Since typically the channel resistance and gate capacitance dominate, let's assume that that the every capacitance scales to S and every resistance is unchanged -- a pretty good approximation for most chips (in fact, a bit pessimistic).
The time to switch a node is proportional to RC, so since we kept R constant and improved C, we could run the chip faster.
As Bitrex said, P = C(V^2)f.
Assuming we run the new, shrunken chip at exactly the same clock rate and voltage as the original chip, the power dissipated by the chip also scales with S.
(Often we are forced to reduce the voltage V because we used thinner oxide that can't handle the original voltage; that reduces power even more -- let's be pessimistic and neglect this possibility).
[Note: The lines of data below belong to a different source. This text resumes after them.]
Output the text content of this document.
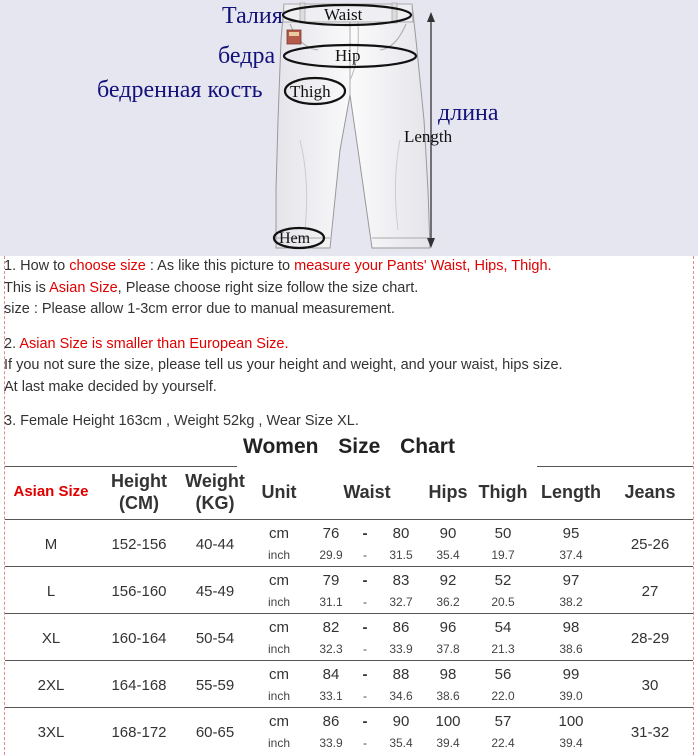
Талия
бедра
бедренная кость
длина
Waist
Hip
Thigh
Length
Hem
1. How to choose size : As like this picture to measure your Pants' Waist, Hips, Thigh.
This is Asian Size, Please choose right size follow the size chart.
size : Please allow 1-3cm error due to manual measurement.
2. Asian Size is smaller than European Size.
If you not sure the size, please tell us your height and weight, and your waist, hips size.
At last make decided by yourself.
3. Female Height 163cm , Weight 52kg , Wear Size XL.
Women Size Chart
Asian Size	Height (CM)	Weight (KG)	Unit	Waist			Hips	Thigh	Length	Jeans
M	152-156	40-44	cm	76	-	80	90	50	95	25-26
			inch	29.9	-	31.5	35.4	19.7	37.4	
L	156-160	45-49	cm	79	-	83	92	52	97	27
			inch	31.1	-	32.7	36.2	20.5	38.2	
XL	160-164	50-54	cm	82	-	86	96	54	98	28-29
			inch	32.3	-	33.9	37.8	21.3	38.6	
2XL	164-168	55-59	cm	84	-	88	98	56	99	30
			inch	33.1	-	34.6	38.6	22.0	39.0	
3XL	168-172	60-65	cm	86	-	90	100	57	100	31-32
			inch	33.9	-	35.4	39.4	22.4	39.4	
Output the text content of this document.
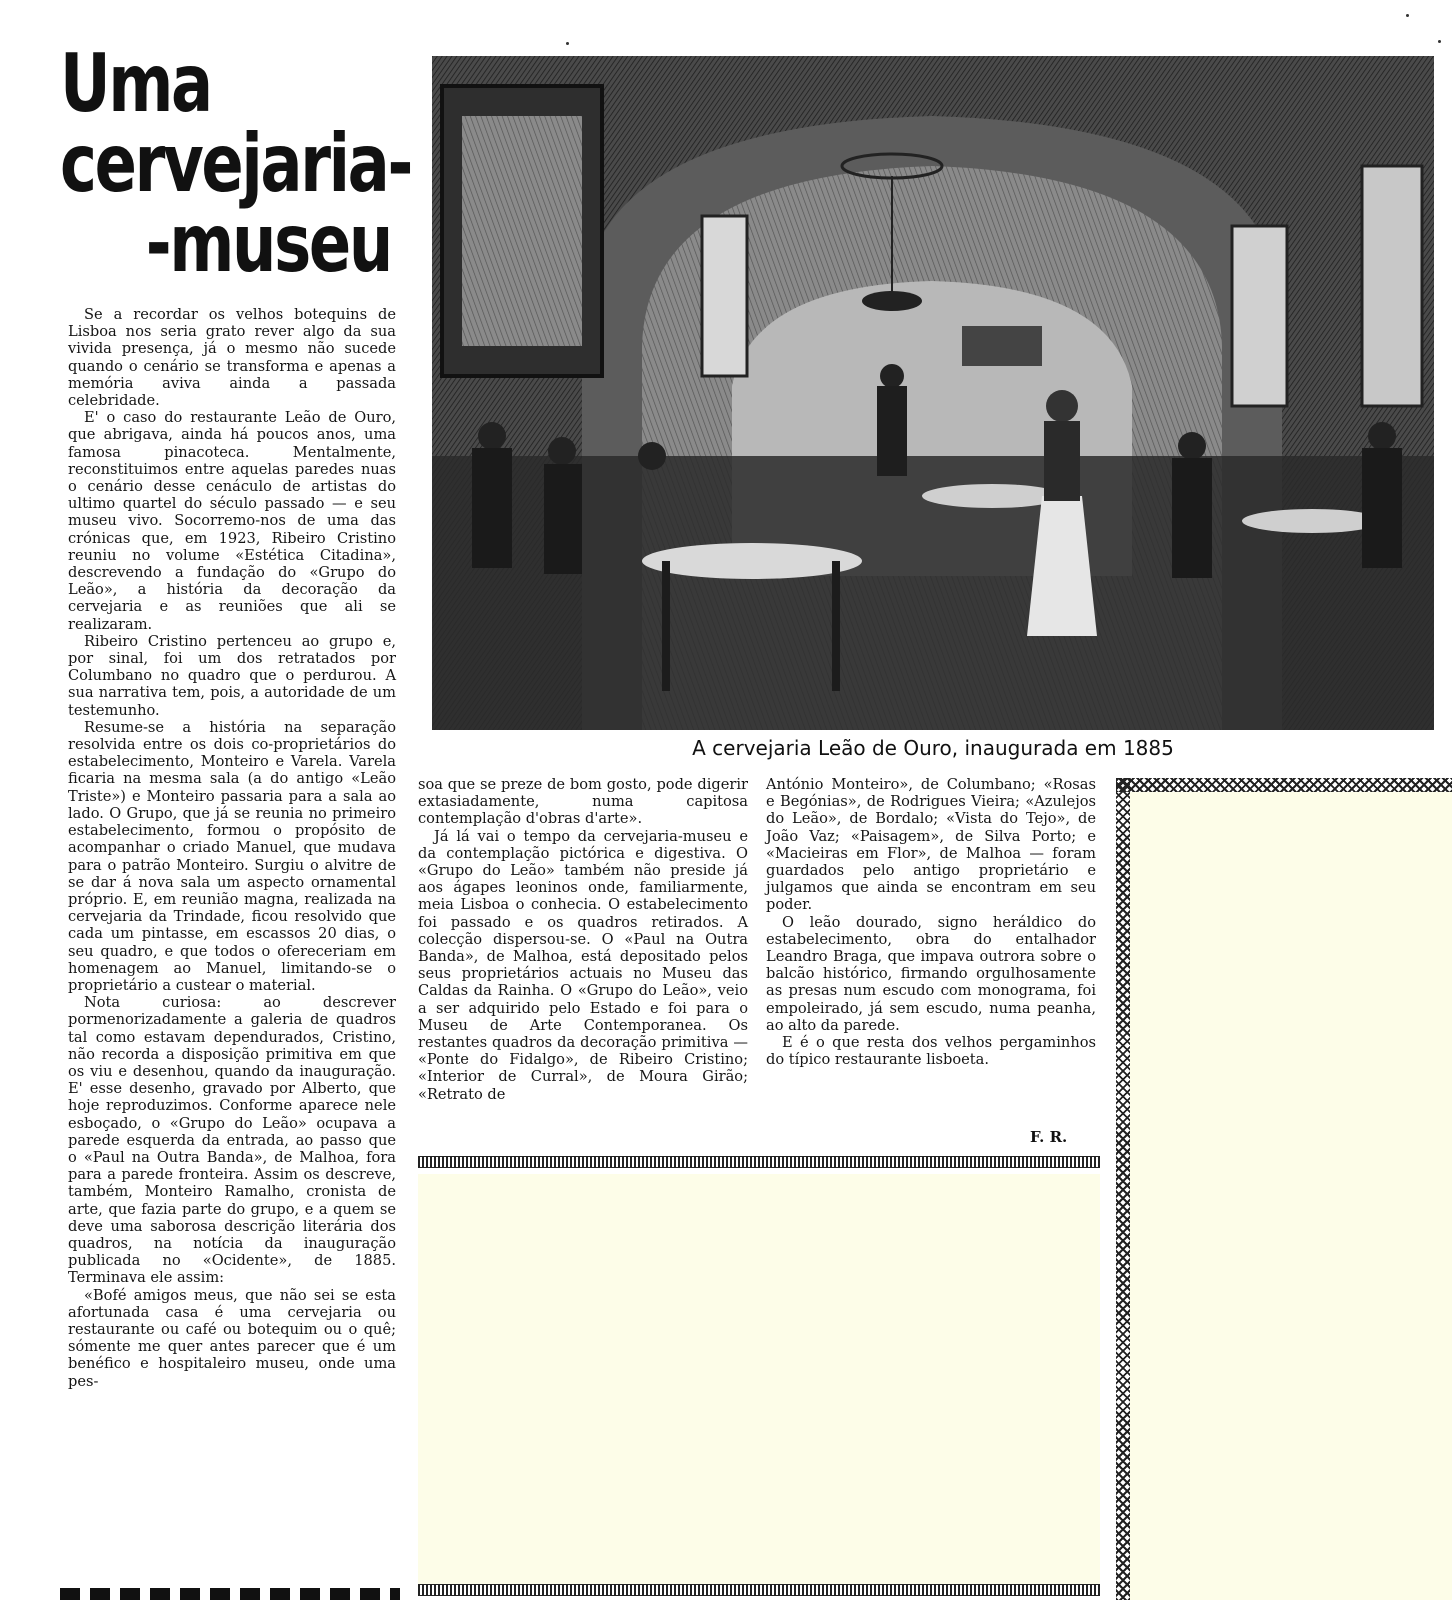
Uma
cervejaria-
-museu

Se a recordar os velhos botequins de Lisboa nos seria grato rever algo da sua vivida presença, já o mesmo não sucede quando o cenário se transforma e apenas a memória aviva ainda a passada celebridade.

E' o caso do restaurante Leão de Ouro, que abrigava, ainda há poucos anos, uma famosa pinacoteca. Mentalmente, reconstituimos entre aquelas paredes nuas o cenário desse cenáculo de artistas do ultimo quartel do século passado — e seu museu vivo. Socorremo-nos de uma das crónicas que, em 1923, Ribeiro Cristino reuniu no volume «Estética Citadina», descrevendo a fundação do «Grupo do Leão», a história da decoração da cervejaria e as reuniões que ali se realizaram.

Ribeiro Cristino pertenceu ao grupo e, por sinal, foi um dos retratados por Columbano no quadro que o perdurou. A sua narrativa tem, pois, a autoridade de um testemunho.

Resume-se a história na separação resolvida entre os dois co-proprietários do estabelecimento, Monteiro e Varela. Varela ficaria na mesma sala (a do antigo «Leão Triste») e Monteiro passaria para a sala ao lado. O Grupo, que já se reunia no primeiro estabelecimento, formou o propósito de acompanhar o criado Manuel, que mudava para o patrão Monteiro. Surgiu o alvitre de se dar á nova sala um aspecto ornamental próprio. E, em reunião magna, realizada na cervejaria da Trindade, ficou resolvido que cada um pintasse, em escassos 20 dias, o seu quadro, e que todos o ofereceriam em homenagem ao Manuel, limitando-se o proprietário a custear o material.

Nota curiosa: ao descrever pormenorizadamente a galeria de quadros tal como estavam dependurados, Cristino, não recorda a disposição primitiva em que os viu e desenhou, quando da inauguração. E' esse desenho, gravado por Alberto, que hoje reproduzimos. Conforme aparece nele esboçado, o «Grupo do Leão» ocupava a parede esquerda da entrada, ao passo que o «Paul na Outra Banda», de Malhoa, fora para a parede fronteira. Assim os descreve, também, Monteiro Ramalho, cronista de arte, que fazia parte do grupo, e a quem se deve uma saborosa descrição literária dos quadros, na notícia da inauguração publicada no «Ocidente», de 1885. Terminava ele assim:

«Bofé amigos meus, que não sei se esta afortunada casa é uma cervejaria ou restaurante ou café ou botequim ou o quê; sómente me quer antes parecer que é um benéfico e hospitaleiro museu, onde uma pes-

A cervejaria Leão de Ouro, inaugurada em 1885

soa que se preze de bom gosto, pode digerir extasiadamente, numa capitosa contemplação d'obras d'arte».

Já lá vai o tempo da cervejaria-museu e da contemplação pictórica e digestiva. O «Grupo do Leão» também não preside já aos ágapes leoninos onde, familiarmente, meia Lisboa o conhecia. O estabelecimento foi passado e os quadros retirados. A colecção dispersou-se. O «Paul na Outra Banda», de Malhoa, está depositado pelos seus proprietários actuais no Museu das Caldas da Rainha. O «Grupo do Leão», veio a ser adquirido pelo Estado e foi para o Museu de Arte Contemporanea. Os restantes quadros da decoração primitiva — «Ponte do Fidalgo», de Ribeiro Cristino; «Interior de Curral», de Moura Girão; «Retrato de

António Monteiro», de Columbano; «Rosas e Begónias», de Rodrigues Vieira; «Azulejos do Leão», de Bordalo; «Vista do Tejo», de João Vaz; «Paisagem», de Silva Porto; e «Macieiras em Flor», de Malhoa — foram guardados pelo antigo proprietário e julgamos que ainda se encontram em seu poder.

O leão dourado, signo heráldico do estabelecimento, obra do entalhador Leandro Braga, que impava outrora sobre o balcão histórico, firmando orgulhosamente as presas num escudo com monograma, foi empoleirado, já sem escudo, numa peanha, ao alto da parede.

E é o que resta dos velhos pergaminhos do típico restaurante lisboeta.

F. R.
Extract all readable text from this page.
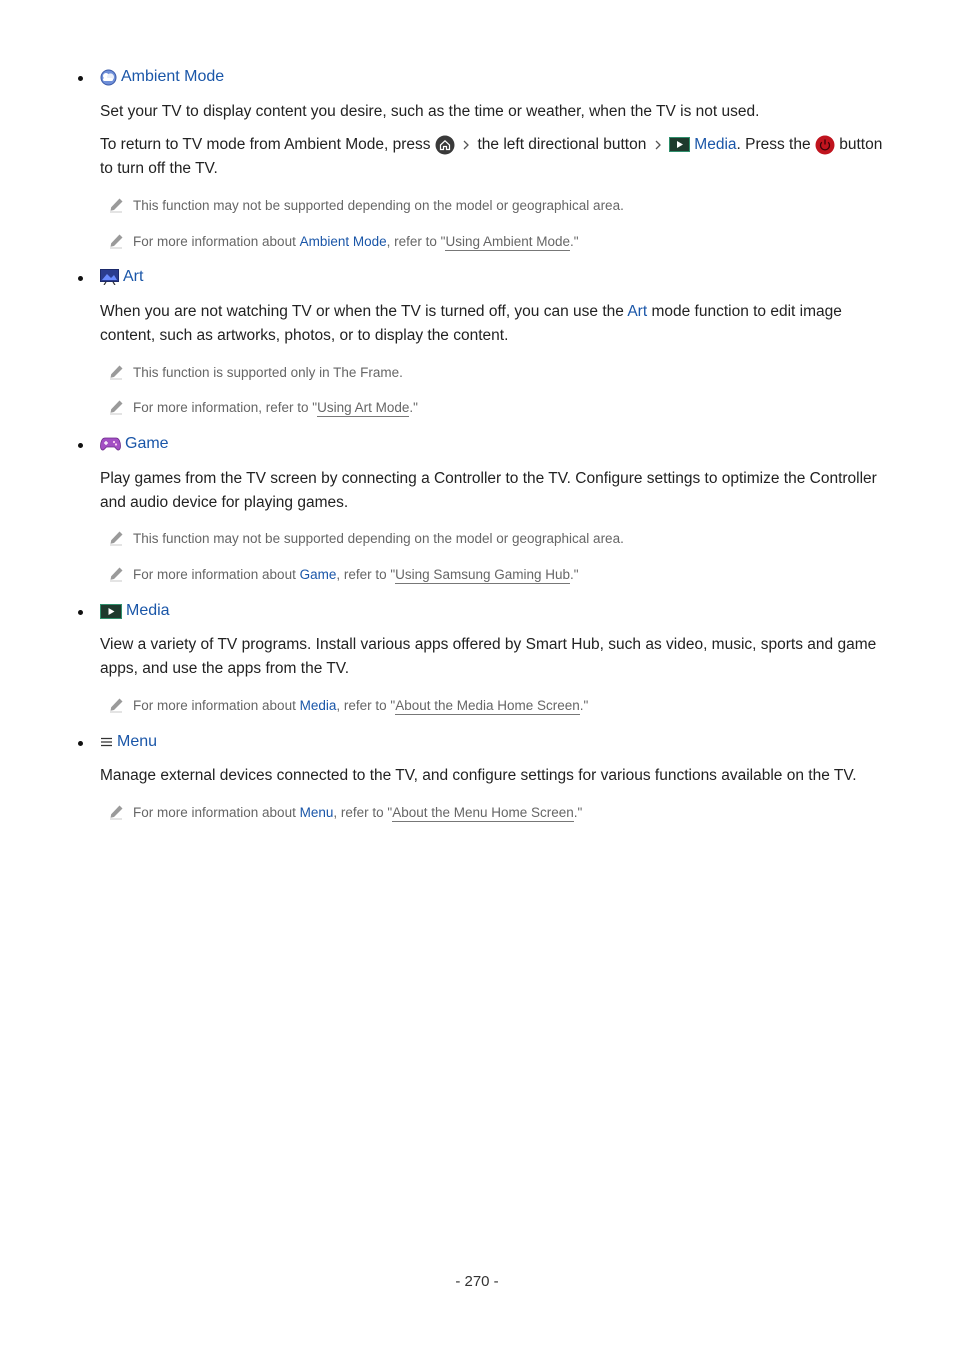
Ambient Mode
Set your TV to display content you desire, such as the time or weather, when the TV is not used.
To return to TV mode from Ambient Mode, press	the left directional button	Media. Press the button to turn off the TV.
This function may not be supported depending on the model or geographical area.
For more information about Ambient Mode, refer to "Using Ambient Mode."
Art
When you are not watching TV or when the TV is turned off, you can use the Art mode function to edit image content, such as artworks, photos, or to display the content.
This function is supported only in The Frame.
For more information, refer to "Using Art Mode."
Game
Play games from the TV screen by connecting a Controller to the TV. Configure settings to optimize the Controller and audio device for playing games.
This function may not be supported depending on the model or geographical area.
For more information about Game, refer to "Using Samsung Gaming Hub."
Media
View a variety of TV programs. Install various apps offered by Smart Hub, such as video, music, sports and game apps, and use the apps from the TV.
For more information about Media, refer to "About the Media Home Screen."
Menu
Manage external devices connected to the TV, and configure settings for various functions available on the TV.
For more information about Menu, refer to "About the Menu Home Screen."
- 270 -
If Apple actually does shrink the chip by a factor of 22/45 -- roughly half -- then power used by that chip also shrinks by the same amount.
If we assume that chip uses nearly all the power consumed by the iPad -- i.e., if the power used in the data store, the screen, the buttons, the speaker, etc. is negligible in comparison (this may be a bit optimistic),
then an iPad with the shrunk chip could run roughly twice as long as the original chip before draining the batteries.
Or alternatively, an iPad with the shrunk chip could run the same amount of time as the original chip with batteries that weigh roughly half as much.